Andrei Konchalovsky's House of Fools (2002) is a vibrant, deeply-nuanced film full of beautiful moments of communication and expression, often nonverbal, between the characters. The director's use of music to convey meaning and emotion, as well as his brilliant use of body language, gestures, dancing, and poetry as a means of expression throughout the film, makes House of Fools one of the most complex films I've seen in terms of non-dialogue plot and character development.

House of Fools is set in a mental hospital in Ingushetia near the Chechen border during the first Chechen war. When a battle approaches the hospital grounds, the hospital staff leave to find safe transport for their patients. The patients, including Janna, a delusional young woman who believes she is Bryan Adams' fiancée, are left to their own devices until Chechen rebels take over the hospital and a strange mix of chaos, war, and celebration ensues.

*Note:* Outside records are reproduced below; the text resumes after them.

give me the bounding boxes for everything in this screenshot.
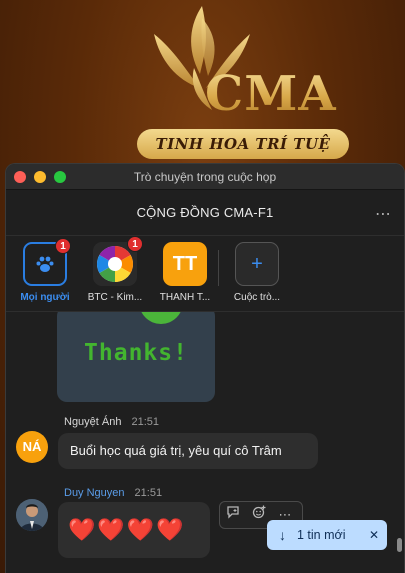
brand-logo-text: CMA	[205, 66, 337, 122]
conversation-tabs: 1 Mọi người 1 BTC - Kim... TT THANH T...…	[6, 236, 404, 312]
thanks-sticker: Thanks!	[57, 312, 215, 402]
sender-name: Nguyệt Ánh	[64, 416, 122, 428]
sticker-text: Thanks!	[84, 340, 188, 366]
unread-badge: 1	[55, 238, 71, 254]
message-time: 21:51	[131, 416, 160, 428]
new-messages-pill[interactable]: ↓ 1 tin mới ✕	[267, 520, 387, 550]
message-bubble: ❤️❤️❤️❤️	[58, 502, 210, 558]
message-list: Thanks! Nguyệt Ánh 21:51 NÁ Buổi học quá …	[6, 312, 404, 573]
unread-badge: 1	[127, 236, 143, 252]
reply-icon[interactable]	[220, 502, 246, 528]
chat-header: CỘNG ĐỒNG CMA-F1 ⋯	[6, 190, 404, 236]
message-bubble: Buổi học quá giá trị, yêu quí cô Trâm	[58, 433, 318, 469]
tab-label: BTC - Kim...	[87, 292, 143, 303]
new-messages-label: 1 tin mới	[297, 528, 346, 542]
sender-name: Duy Nguyen	[64, 487, 125, 499]
scrollbar[interactable]	[397, 538, 402, 552]
tab-thanh-t[interactable]: TT THANH T...	[150, 236, 220, 303]
tab-divider	[218, 250, 219, 286]
plus-icon[interactable]: +	[235, 242, 279, 286]
arrow-down-icon: ↓	[279, 527, 286, 543]
avatar[interactable]: TT	[163, 242, 207, 286]
brand-tagline: TINH HOA TRÍ TUỆ	[137, 129, 349, 159]
background-branding: CMA TINH HOA TRÍ TUỆ	[0, 0, 405, 165]
avatar[interactable]	[16, 499, 48, 531]
more-options-icon[interactable]: ⋯	[375, 204, 392, 224]
tab-tile-btc[interactable]: 1	[93, 236, 143, 286]
android-head-icon	[139, 312, 183, 324]
tab-tile-everyone[interactable]: 1	[23, 238, 71, 286]
message-sender: Duy Nguyen 21:51	[64, 487, 162, 499]
tab-label: Cuộc trò...	[233, 292, 281, 303]
chat-name: CỘNG ĐỒNG CMA-F1	[136, 205, 274, 220]
message-time: 21:51	[134, 487, 163, 499]
message-sender: Nguyệt Ánh 21:51	[64, 416, 159, 428]
tab-label: THANH T...	[159, 292, 211, 303]
user-photo-icon	[16, 499, 48, 531]
title-bar: Trò chuyện trong cuộc họp	[6, 164, 404, 190]
tab-new-conversation[interactable]: + Cuộc trò...	[222, 236, 292, 303]
close-icon[interactable]: ✕	[369, 520, 379, 550]
avatar[interactable]: NÁ	[16, 431, 48, 463]
tab-btc-kim[interactable]: 1 BTC - Kim...	[80, 236, 150, 303]
people-icon	[36, 256, 54, 272]
tab-everyone[interactable]: 1 Mọi người	[10, 236, 80, 303]
tab-label: Mọi người	[20, 292, 70, 303]
chat-window: Trò chuyện trong cuộc họp CỘNG ĐỒNG CMA-…	[5, 163, 405, 573]
window-title: Trò chuyện trong cuộc họp	[133, 170, 277, 184]
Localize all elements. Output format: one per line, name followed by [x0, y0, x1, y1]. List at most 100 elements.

Sound effects and music are, from the very beginning of House of Fools, an integral part of the film's plot and its overall effect on the viewer. Before the opening shot, while the credits are still rolling on a black screen, a loud chorus of dogs barking and birds squawking can be heard. This cacophony prepares the viewer for the wild, almost zoo-like atmosphere of the asylum, where the doctor whistles circus music and the war hero Mahmud wakes his fellow patients every morning by shouting out, rooster-like, "Allaaaaaaaaa-hu akhbar!" at the top of his lungs. Sound effects play a major role later on in the film, when the institution has been recovered by Russian forces and the full horror and devastation of war is conveyed not by gory footage, but by the eerie and disturbing sounds of warm blood dripping from the head of the dead Lithuanian sniper onto the floor and the crunching, chime-like sounds of shards of broken glass being kicked around and ground into the floor by soldiers' boots. The use of sound instead of words or graphic footage in this scene is subtle, but brilliant and effective in conveying the meaning of the scene.

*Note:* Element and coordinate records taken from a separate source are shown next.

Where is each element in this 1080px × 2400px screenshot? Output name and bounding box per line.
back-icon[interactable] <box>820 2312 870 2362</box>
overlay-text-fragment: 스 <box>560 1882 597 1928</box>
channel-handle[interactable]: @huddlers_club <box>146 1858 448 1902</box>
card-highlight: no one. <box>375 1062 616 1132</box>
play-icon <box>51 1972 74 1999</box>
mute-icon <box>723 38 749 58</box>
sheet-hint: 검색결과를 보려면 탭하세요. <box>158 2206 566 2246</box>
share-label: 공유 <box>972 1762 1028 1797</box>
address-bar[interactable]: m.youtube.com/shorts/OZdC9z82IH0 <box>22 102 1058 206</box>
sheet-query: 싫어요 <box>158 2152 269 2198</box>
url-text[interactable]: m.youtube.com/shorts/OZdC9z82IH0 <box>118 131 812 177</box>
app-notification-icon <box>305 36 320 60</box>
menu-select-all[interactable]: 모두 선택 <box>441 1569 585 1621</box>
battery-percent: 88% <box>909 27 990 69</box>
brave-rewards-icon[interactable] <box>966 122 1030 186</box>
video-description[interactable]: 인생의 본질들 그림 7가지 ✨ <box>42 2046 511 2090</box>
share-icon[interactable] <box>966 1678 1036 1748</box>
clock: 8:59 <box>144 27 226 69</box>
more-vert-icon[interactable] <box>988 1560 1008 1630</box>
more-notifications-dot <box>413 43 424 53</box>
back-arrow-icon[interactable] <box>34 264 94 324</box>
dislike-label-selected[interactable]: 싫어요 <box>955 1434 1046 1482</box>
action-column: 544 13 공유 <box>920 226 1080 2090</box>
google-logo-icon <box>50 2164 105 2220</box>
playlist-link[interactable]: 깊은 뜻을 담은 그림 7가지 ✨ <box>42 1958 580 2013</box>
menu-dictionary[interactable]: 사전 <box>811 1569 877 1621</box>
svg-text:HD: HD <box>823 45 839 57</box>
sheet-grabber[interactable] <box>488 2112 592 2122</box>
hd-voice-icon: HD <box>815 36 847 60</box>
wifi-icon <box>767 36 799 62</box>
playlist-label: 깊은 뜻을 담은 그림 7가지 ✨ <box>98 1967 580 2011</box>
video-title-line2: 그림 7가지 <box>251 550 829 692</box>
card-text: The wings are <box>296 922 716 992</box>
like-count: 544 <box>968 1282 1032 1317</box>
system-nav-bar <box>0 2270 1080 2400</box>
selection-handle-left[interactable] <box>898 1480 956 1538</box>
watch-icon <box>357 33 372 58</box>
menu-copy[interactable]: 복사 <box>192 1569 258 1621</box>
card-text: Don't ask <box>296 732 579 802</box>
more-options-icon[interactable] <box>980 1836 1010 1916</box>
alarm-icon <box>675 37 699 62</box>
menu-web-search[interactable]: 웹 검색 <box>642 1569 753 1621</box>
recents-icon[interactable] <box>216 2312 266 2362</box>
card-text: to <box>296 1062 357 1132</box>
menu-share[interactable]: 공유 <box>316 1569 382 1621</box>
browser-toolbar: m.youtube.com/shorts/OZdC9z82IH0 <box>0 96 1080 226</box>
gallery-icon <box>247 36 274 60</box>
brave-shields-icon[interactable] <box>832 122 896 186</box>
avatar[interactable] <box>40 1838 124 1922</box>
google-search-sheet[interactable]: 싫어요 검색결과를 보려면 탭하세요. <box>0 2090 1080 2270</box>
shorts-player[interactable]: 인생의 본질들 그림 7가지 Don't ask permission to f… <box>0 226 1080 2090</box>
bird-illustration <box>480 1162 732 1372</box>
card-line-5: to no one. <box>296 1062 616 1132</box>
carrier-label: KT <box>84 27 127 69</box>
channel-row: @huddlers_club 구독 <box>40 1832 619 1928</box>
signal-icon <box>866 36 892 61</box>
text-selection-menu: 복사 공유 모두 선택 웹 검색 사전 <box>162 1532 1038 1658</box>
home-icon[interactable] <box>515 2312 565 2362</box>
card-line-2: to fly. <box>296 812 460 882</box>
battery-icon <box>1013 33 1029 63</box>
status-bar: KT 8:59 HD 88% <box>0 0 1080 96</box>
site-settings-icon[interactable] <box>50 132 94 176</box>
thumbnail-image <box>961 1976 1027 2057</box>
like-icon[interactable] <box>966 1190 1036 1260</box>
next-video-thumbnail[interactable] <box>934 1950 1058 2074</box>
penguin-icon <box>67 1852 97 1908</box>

From the moment Bryan Adams first appears in the opening scene of House of Fools, it is apparent to the viewer that music is going to be an important theme in the film. While the first few Adams fantasy sequences seemed bizarre and out of place, by the middle of the film they came to represent the beautiful, idealized world of Janna's imagination, where the simplistic lyrics of a pop song define what is important and necessary for life and happiness. Music provides an escape to another realm again at the dinner party scene, after Ali interrupts Janna's dance. It's a hauntingly beautiful scene: Ali intones his poetry in a low voice, which is picked up and almost seamlessly overwhelmed by the harmonious drone of a Chechen vocal song, a sound so unearthly that it moved me to tears on first hearing. The rebels, including Ahmed, are so removed during this scene that they don't notice Ali and Janna squabbling in the background. This scene nicely parallels Janna's many attempts throughout the film to resolve conflicts by playing her accordion and transforming the world into one of happiness, and it shows the humanity of both the patients and the rebels.

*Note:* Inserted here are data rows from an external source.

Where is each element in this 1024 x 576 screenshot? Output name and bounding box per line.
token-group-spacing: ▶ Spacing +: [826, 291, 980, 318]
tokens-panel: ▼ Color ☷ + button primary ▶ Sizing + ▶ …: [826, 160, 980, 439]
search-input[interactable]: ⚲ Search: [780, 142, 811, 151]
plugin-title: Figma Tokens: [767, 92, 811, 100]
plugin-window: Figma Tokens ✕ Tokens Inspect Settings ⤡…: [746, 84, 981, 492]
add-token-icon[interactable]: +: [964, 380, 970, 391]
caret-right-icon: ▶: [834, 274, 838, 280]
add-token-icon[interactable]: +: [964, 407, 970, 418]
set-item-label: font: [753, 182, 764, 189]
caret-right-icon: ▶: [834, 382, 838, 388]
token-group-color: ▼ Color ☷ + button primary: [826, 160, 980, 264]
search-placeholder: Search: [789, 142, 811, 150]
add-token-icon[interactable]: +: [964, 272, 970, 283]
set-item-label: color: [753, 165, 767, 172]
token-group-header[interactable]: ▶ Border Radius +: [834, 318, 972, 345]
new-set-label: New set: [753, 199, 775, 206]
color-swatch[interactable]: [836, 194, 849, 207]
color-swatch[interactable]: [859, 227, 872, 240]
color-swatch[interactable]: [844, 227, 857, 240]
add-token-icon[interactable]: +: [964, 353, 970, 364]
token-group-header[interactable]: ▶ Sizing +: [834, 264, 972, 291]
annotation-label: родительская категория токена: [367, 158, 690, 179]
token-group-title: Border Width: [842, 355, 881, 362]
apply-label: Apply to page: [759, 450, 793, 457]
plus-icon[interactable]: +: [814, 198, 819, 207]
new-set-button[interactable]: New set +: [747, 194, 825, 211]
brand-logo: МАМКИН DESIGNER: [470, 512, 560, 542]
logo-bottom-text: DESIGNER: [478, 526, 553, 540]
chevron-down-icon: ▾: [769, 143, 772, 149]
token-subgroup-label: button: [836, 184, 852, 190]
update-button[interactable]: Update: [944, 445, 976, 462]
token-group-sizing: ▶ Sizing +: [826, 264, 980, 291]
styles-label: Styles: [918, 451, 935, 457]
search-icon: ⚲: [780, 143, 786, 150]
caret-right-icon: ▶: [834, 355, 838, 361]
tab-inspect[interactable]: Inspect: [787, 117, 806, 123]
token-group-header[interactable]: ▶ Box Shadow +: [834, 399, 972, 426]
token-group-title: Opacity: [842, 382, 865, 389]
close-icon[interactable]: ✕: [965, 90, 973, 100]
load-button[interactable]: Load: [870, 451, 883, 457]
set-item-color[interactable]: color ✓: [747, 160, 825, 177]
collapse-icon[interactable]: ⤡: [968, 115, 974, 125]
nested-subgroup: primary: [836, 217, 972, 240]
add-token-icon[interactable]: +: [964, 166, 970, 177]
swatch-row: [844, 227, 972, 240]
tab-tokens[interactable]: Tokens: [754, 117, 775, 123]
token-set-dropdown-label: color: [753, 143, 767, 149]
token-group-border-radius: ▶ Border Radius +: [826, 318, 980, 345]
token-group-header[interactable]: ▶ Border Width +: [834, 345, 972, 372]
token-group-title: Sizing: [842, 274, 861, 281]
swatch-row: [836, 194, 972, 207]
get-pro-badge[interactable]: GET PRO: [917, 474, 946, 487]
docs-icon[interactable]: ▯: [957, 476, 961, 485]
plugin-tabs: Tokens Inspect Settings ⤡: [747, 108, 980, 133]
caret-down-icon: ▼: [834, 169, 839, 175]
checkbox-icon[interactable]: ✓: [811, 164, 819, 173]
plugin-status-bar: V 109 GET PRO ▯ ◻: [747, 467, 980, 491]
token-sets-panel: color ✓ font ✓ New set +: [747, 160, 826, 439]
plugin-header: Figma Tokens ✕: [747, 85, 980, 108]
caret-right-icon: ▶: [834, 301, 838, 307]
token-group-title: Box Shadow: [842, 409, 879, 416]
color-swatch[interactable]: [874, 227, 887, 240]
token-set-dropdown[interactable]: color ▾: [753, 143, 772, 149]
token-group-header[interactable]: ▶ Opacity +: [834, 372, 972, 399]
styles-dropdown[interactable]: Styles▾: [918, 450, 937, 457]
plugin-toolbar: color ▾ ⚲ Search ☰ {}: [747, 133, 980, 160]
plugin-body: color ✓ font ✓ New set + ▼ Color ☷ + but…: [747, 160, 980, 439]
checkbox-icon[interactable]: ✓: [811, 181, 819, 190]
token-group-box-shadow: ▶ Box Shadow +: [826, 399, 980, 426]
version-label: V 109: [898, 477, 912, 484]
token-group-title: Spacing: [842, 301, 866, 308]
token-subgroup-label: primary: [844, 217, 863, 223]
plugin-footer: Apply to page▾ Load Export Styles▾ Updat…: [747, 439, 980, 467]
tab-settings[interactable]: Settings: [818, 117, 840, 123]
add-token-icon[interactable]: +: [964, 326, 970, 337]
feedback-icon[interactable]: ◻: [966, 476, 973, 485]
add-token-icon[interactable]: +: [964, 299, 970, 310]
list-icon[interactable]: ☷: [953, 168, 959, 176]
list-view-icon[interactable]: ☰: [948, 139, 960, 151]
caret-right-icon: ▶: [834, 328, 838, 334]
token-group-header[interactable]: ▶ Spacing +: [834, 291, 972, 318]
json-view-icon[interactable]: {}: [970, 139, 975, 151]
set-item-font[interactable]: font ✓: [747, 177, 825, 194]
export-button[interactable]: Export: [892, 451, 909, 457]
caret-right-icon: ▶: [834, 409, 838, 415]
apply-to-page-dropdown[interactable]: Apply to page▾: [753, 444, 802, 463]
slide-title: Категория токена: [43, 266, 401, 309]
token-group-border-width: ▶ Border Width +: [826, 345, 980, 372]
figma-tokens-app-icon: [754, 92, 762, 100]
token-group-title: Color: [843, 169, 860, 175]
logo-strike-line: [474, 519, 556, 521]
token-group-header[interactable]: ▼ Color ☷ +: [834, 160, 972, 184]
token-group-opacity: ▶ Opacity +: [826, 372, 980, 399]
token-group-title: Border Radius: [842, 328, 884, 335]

Nonverbal expression involving body language rather than sound is another effect that Konchalovsky uses frequently to give depth to the plot and characters of the film. Body language is beautifully used in the laundry-room scene, when Janna walks in on a group of rebels who have usurped her accordion. The viewer watches the scene tensely, afraid that the naive Janna will be harassed or molested by this group of men. Our fears are slightly relieved when the rebels scramble to cover themselves, obviously embarrassed at being seen by a woman in their half-clothed state. The tension of the scene gradually decreases as Janna is accepted into their presence and we see that the rebels smile and laugh with her not out of mockery, but out of genuine glee and curiosity. The rebels and especially Ahmed are fascinated by her wild, uninhibited form of dancing, and through this physical expression the rebels and Janna form a powerful bond with one another.

Character bonds are accentuated elsewhere throughout the film in delightful, brief exchanges. As Vika is being escorted to her room at the beginning of the film by a staff member at each elbow, the three of them do two dance steps in sync with each other before she starts wailing again. Later on we see Janna scurrying to pick up the lunch tray that Ali has thrown down, in order to protect him from punishment. And finally, the human bond between the commanders of the opposing armies is sealed when the Russian commander winks and gestures at his Chechen counterpart after words had failed both of them when they found out that they had served together in Afghanistan.

In summary, House of Fools is an outstanding film that nicely illustrates insanity, humanity, and emotional depth through Konchalovsky's clever use of musical and nonverbal expression.